A tal Fátima é branca e aposto que por baixo daquele véu existe um cabelo liso e loiro. A escultura é um pedaço de gesso, com as palmas das mãos grudadas simulando fé em cima de uma pedra. Aguardo em silencio até que a fantasia da minha mãe acabe. E é esse seu sorriso no fim do evento que me faz respeitar toda aquela baboseira.

O sorriso acolhedor da minha mãe, que se volta para mim, é tão reconfortante que me faz esquecer que ela está ajoelhada para uma mulher branca. contudo, logo após esse breve instante de esquecimento, questiono o porquê de se ajoelhar para aquilo, então ela se ajoelha também para mim, coloca a palma quente de sua mão no meu peito, e diz que cor e carne são moradias passageiras para o que há de sagrado dentro de nós.

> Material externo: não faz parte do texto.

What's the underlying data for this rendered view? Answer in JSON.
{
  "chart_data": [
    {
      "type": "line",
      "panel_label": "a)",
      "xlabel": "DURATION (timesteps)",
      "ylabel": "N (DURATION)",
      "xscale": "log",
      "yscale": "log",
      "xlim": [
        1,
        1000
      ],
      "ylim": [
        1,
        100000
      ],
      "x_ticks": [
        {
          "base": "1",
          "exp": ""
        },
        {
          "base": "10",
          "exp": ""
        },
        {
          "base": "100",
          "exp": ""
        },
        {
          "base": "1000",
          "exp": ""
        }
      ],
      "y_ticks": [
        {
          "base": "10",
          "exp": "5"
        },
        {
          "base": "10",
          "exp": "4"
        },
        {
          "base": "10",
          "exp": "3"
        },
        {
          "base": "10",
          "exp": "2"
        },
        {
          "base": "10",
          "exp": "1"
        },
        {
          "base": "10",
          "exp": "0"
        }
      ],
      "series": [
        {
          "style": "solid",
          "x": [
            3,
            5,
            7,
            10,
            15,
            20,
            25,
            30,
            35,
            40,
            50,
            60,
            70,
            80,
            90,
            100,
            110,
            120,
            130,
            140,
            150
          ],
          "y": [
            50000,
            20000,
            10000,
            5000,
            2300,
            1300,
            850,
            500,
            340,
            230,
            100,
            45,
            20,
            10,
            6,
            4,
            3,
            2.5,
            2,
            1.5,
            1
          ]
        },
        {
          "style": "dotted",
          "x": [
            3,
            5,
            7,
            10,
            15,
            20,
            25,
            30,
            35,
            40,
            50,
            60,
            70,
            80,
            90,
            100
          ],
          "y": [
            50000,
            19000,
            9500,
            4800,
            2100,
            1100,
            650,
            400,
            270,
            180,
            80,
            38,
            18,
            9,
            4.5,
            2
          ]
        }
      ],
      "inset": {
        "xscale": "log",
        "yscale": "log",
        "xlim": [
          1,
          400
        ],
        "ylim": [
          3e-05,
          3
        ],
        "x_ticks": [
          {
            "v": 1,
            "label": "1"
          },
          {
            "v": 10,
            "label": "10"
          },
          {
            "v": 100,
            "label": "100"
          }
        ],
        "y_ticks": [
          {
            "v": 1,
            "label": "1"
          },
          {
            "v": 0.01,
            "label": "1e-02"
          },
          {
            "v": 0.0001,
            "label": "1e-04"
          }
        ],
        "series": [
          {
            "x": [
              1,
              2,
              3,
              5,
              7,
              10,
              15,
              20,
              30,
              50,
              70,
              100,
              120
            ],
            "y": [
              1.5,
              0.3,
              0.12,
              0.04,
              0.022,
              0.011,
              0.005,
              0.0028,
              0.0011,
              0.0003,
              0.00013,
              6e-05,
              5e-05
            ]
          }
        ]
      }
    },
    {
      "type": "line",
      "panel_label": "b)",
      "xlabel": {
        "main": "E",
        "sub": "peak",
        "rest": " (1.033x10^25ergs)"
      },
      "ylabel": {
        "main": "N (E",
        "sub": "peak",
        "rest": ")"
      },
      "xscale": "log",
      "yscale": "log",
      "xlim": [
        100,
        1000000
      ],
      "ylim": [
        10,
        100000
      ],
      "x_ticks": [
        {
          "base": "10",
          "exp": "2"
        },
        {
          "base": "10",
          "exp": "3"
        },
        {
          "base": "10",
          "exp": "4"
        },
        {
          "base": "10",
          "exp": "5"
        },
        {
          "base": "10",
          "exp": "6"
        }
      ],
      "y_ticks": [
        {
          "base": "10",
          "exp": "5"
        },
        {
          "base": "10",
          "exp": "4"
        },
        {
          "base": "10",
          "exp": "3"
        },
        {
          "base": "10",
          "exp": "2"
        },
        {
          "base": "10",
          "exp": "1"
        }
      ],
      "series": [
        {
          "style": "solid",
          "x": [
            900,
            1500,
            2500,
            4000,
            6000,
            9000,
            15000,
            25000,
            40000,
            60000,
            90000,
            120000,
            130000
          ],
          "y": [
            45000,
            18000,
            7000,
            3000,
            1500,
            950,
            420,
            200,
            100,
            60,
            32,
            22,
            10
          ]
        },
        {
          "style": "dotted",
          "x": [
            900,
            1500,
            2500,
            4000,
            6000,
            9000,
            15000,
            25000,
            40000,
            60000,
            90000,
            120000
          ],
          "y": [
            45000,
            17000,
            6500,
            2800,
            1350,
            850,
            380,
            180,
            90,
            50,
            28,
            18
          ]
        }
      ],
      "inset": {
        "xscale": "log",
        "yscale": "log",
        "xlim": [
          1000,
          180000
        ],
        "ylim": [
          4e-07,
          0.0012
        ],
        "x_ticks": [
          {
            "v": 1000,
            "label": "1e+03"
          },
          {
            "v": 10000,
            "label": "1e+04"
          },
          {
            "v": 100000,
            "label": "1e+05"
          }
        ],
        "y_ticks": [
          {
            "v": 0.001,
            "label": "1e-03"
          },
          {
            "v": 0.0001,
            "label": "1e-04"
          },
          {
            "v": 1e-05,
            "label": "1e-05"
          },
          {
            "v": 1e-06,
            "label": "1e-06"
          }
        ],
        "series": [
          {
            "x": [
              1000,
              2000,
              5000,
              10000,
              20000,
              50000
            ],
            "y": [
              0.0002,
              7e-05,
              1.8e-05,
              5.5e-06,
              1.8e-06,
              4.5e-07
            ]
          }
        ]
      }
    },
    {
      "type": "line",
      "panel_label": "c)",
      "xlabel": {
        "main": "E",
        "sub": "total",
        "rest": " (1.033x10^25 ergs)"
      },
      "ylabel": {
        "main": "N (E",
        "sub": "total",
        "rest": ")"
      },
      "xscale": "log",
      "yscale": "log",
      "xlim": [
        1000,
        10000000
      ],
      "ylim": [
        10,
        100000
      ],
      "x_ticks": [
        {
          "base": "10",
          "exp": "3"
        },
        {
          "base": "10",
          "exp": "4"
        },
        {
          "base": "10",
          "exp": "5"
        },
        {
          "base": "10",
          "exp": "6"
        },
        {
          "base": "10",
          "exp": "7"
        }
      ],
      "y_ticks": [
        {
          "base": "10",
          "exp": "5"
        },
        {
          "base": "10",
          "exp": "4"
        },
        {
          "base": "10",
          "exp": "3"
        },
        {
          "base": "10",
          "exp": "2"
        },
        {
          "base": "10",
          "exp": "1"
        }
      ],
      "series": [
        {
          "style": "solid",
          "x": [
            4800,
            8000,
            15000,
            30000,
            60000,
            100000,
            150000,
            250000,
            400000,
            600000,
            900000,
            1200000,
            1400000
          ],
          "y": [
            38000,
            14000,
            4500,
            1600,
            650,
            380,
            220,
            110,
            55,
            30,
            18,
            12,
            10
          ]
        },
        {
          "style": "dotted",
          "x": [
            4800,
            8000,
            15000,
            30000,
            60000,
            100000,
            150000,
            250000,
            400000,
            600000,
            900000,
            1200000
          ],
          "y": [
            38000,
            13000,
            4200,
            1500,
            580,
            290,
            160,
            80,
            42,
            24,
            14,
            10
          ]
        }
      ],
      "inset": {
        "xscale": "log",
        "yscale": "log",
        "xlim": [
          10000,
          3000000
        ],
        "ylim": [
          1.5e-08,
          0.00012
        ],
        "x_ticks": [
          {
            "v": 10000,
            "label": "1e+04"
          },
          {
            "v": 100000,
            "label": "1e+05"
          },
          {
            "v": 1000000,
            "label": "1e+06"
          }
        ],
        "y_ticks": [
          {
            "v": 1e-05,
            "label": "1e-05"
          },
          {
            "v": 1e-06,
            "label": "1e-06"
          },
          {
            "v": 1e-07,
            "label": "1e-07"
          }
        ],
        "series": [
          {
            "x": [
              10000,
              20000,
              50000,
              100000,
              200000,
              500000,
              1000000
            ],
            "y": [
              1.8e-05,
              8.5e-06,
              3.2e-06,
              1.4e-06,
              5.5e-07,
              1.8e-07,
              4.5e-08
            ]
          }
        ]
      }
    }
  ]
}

Ela se levanta mantendo o sorriso calmo e me apressa para o banho, pois sou do turno vespertino e já é quase hora de ir para escola.

No chuveiro ensaboo meu corpo, o aroma do sabonete perde minha atenção para o delicioso cheiro da comida vindo da cozinha.

Depois, almoço enquanto vejo a minha merendeira rosa em forma de coração sendo preenchida com bolinhos de bacalhau fumegantes feitos por minha mãe. De volta ao banheiro, escovo os dentes evitando olhar para o espelho, então ouço a propaganda que passa na TV da sala. Fico eufórica com o lançamento de Sarah Veterinária. Parece que foi ontem que lançaram Sarah Empresária e já estão lançando outra nova?

Corro para mamãe, e ela já prevendo minha intenção, diz que não pode comprar a boneca no momento, mas promete que quando as coisas melhorarem comprará.

Meu peito queima com o choro reprimido, mas assim que ela carinhosamente me entrega a merendeira e encaixa a mochila nas minhas costas, meu coração acalma, mesmo ainda triste.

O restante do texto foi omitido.